ロアはわたしを助けてくれて……人を助けるだけの力があって……
立派な人だと思うけど……ロアは納得してないのか。
「王都に帰るの、やめる?」
ぽつりと呟いた。
ロアが振り向いた。
「無理して会いたくない家族に会わなくてもいいと思う」
「ミツキ……俺は」
「わたし一人で何とかするから」
「ミツキ」
「ね、そうしようか」
腕を掴まれてぐいっと引っ張られる。
妖しく輝く赤の瞳と目が合う。
「ミツキ!」
「……ロア?」
「俺は一度決めた事は必ずやり遂げる」
「……家族に会いたくないんでしょ?」
「会いたくないけど! ミツキの方が優先度が高いに決まってるだろ!」
ここからなら、何とか徒歩で王都に行けるようだし……大きな図書館もあるみたいだからそこで調べようかなと思った。

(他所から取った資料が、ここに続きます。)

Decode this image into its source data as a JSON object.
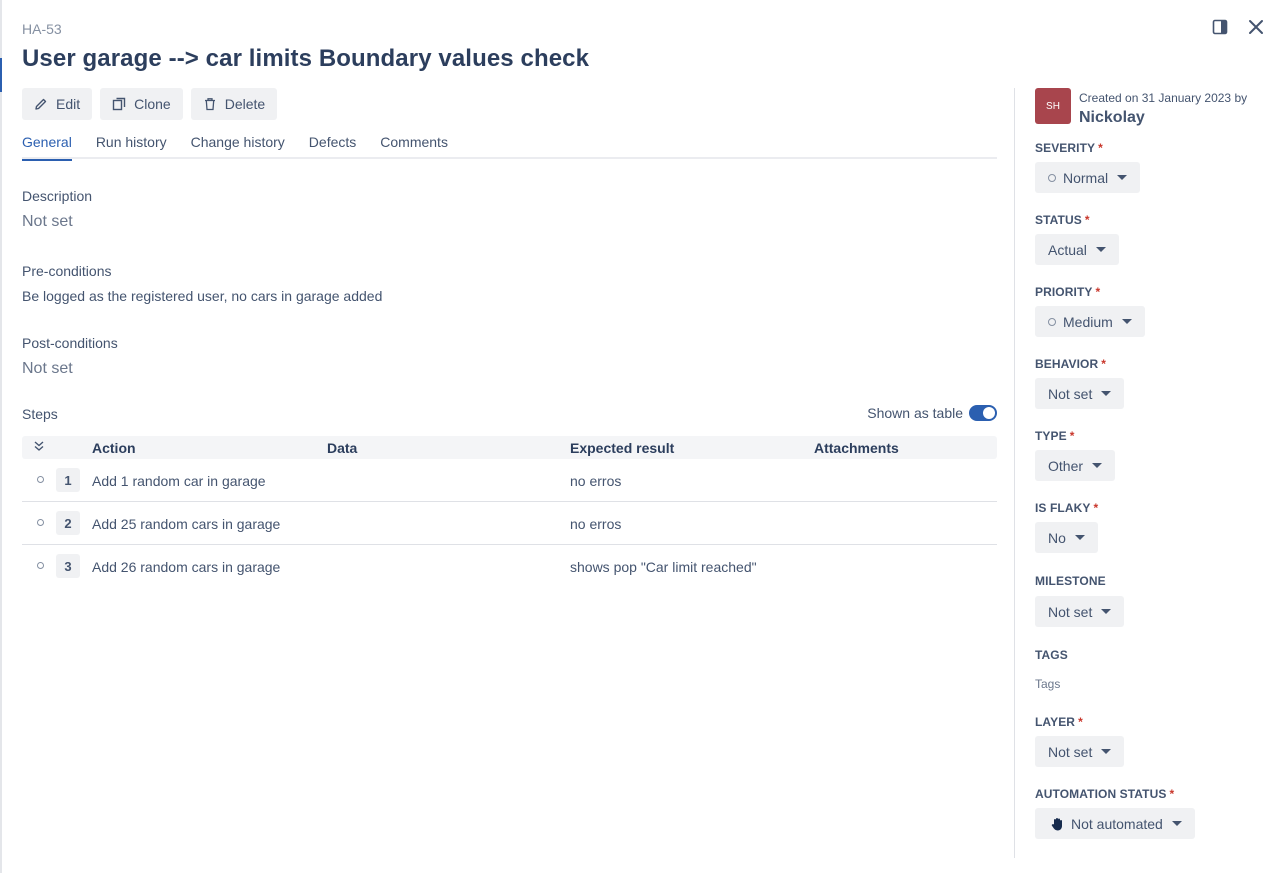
{
  "header": {
    "case_key": "HA-53",
    "title": "User garage --> car limits Boundary values check"
  },
  "toolbar": {
    "edit_label": "Edit",
    "clone_label": "Clone",
    "delete_label": "Delete"
  },
  "tabs": [
    {
      "label": "General",
      "active": true
    },
    {
      "label": "Run history",
      "active": false
    },
    {
      "label": "Change history",
      "active": false
    },
    {
      "label": "Defects",
      "active": false
    },
    {
      "label": "Comments",
      "active": false
    }
  ],
  "general": {
    "description_label": "Description",
    "description_value": "Not set",
    "preconditions_label": "Pre-conditions",
    "preconditions_value": "Be logged as the registered user, no cars in garage added",
    "postconditions_label": "Post-conditions",
    "postconditions_value": "Not set"
  },
  "steps": {
    "label": "Steps",
    "toggle_label": "Shown as table",
    "toggle_on": true,
    "columns": {
      "action": "Action",
      "data": "Data",
      "expected": "Expected result",
      "attachments": "Attachments"
    },
    "rows": [
      {
        "num": "1",
        "action": "Add 1 random car in garage",
        "data": "",
        "expected": "no erros"
      },
      {
        "num": "2",
        "action": "Add 25 random cars in garage",
        "data": "",
        "expected": "no erros"
      },
      {
        "num": "3",
        "action": "Add 26 random cars in garage",
        "data": "",
        "expected": "shows pop \"Car limit reached\""
      }
    ]
  },
  "sidebar": {
    "avatar_initials": "SH",
    "created_text": "Created on 31 January 2023 by",
    "creator": "Nickolay",
    "severity_label": "SEVERITY",
    "severity_value": "Normal",
    "status_label": "STATUS",
    "status_value": "Actual",
    "priority_label": "PRIORITY",
    "priority_value": "Medium",
    "behavior_label": "BEHAVIOR",
    "behavior_value": "Not set",
    "type_label": "TYPE",
    "type_value": "Other",
    "is_flaky_label": "IS FLAKY",
    "is_flaky_value": "No",
    "milestone_label": "MILESTONE",
    "milestone_value": "Not set",
    "tags_label": "TAGS",
    "tags_placeholder": "Tags",
    "layer_label": "LAYER",
    "layer_value": "Not set",
    "automation_status_label": "AUTOMATION STATUS",
    "automation_status_value": "Not automated"
  },
  "colors": {
    "accent": "#2b5fb0",
    "avatar_bg": "#a8454d",
    "required_star": "#c9372c"
  },
  "icons": [
    "pencil-icon",
    "clone-icon",
    "trash-icon",
    "panel-icon",
    "close-icon",
    "collapse-all-icon",
    "hand-icon",
    "chevron-down-icon"
  ]
}
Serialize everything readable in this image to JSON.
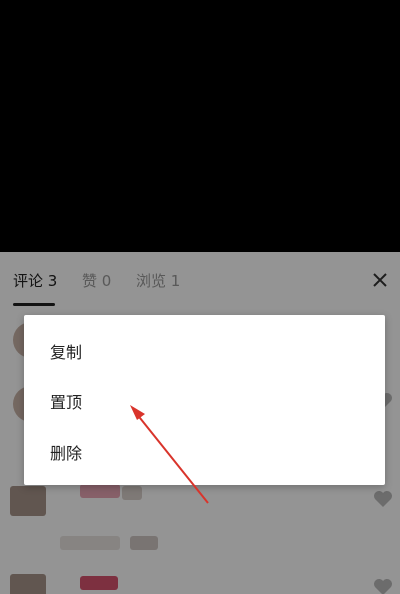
{
  "tabs": [
    {
      "label": "评论 3"
    },
    {
      "label": "赞 0"
    },
    {
      "label": "浏览 1"
    }
  ],
  "menu": {
    "items": [
      {
        "label": "复制"
      },
      {
        "label": "置顶"
      },
      {
        "label": "删除"
      }
    ]
  },
  "colors": {
    "annotation_arrow": "#d9342b",
    "active_tab": "#222222",
    "inactive_tab": "#999999"
  }
}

本当はロアと一緒が良いけど、嫌ならここで別れても……
「俺はどっちにしろ家に帰らなくちゃならなかったし……ミツキは家族に会いたいんだろ?」
「会いたい、けど……」
「じゃあもうこの話は終わりにしよう。そんな泣きそうな顔をするな」
わたし、そんな顔してたの?
自分の顔に触れる。確かに少し歪んでいた。
ロアが家族の事を話さない理由が分かった気がした。
わたしにあまり気を使わせたくなかったのかも知れない。
ロアの大きくて優しい手がわたしの頭を撫でる。
心を鷲掴みにされた気分だった。
目に涙の膜が張る。
「どうして、ロアはそんなに優しいの?」
「……どうしてだろう?」
「わたし、ロアに嫌な事聞いたのに」
「そうだな……」
ロアは少し考えていた。
「最初に言っただろ」
「……?」
「お前が家に帰るのを手伝うって」
そうだ、最初に会った時、そう言ってくれた。
「ミツキが家に帰るまでが俺の任務だから」
優しい言葉にぽろりと涙が落ちる。
「何? 結局泣いてるのか?」
「っ、だってロアが……」
「俺のせい? 罪が重いな」
そっと抱き寄せられて、ロアの腕の中に納まる。
「ロア?」
「なあ、ミツキ……今だけ」
「……?」
「今だけ良いだろ……?」
今だけ。
約束事もさっきまでの会話も全部忘れて……
赤くなる顔を俯く事で隠して、ロアに寄りかかる。
「……」
目をゆっくり閉じる。
今だけは全部の事を忘れて、ロアの事だけ考えた。
老父の言葉を思い出した。
……ロアはわたしの事をどう思っているのだろうか。
ロアの体温を強く感じながら、聞きたい思いに駆られつつも、聞けない自分が居た。
「……これあげる」
ふと聞こえたロアの声に目を開けると、手に何かを握らされた。
「えっ! これ……」
赤いルビーが散りばめられた……ロアがお姉さんから貰った綺麗で小ぶりなナイフ。
「駄目だよ! 大切な物なんでしょ?」
「うん、でも俺には小さいし……ミツキも一つくらい持ってた方がいいかなって」
「でも……」
ナイフなんか扱った事ないし……包丁ならあるけど……包丁よりは小さいか。
「違うのでいいよ……安い物で」
「いいよ、俺があげるって言ってるんだから」
「でもこれ……宝石でしょ? 高いよ」
宝石を指差して言う。
これルビーだよね? 多分……イミテーションじゃないと思う。
ロアは少し考えて
「護身用で持っておいて、少しは安心できるから」
「……でも」
「じゃあ……王都に帰ったら返してくれる?」
じっとロアを見つめる。
断らせてはくれないようだ。
仕方ない、そんなに重たいものでもないし、王都に帰ったら返せばいいや。
「分かった、ありがとう、ロア」
使う事が無い事を祈ろう。
と言うか実用的なナイフでは無く観賞用だと思うし……
わたしがナイフを受け取ると、ロアは嬉しそうに微笑んだ。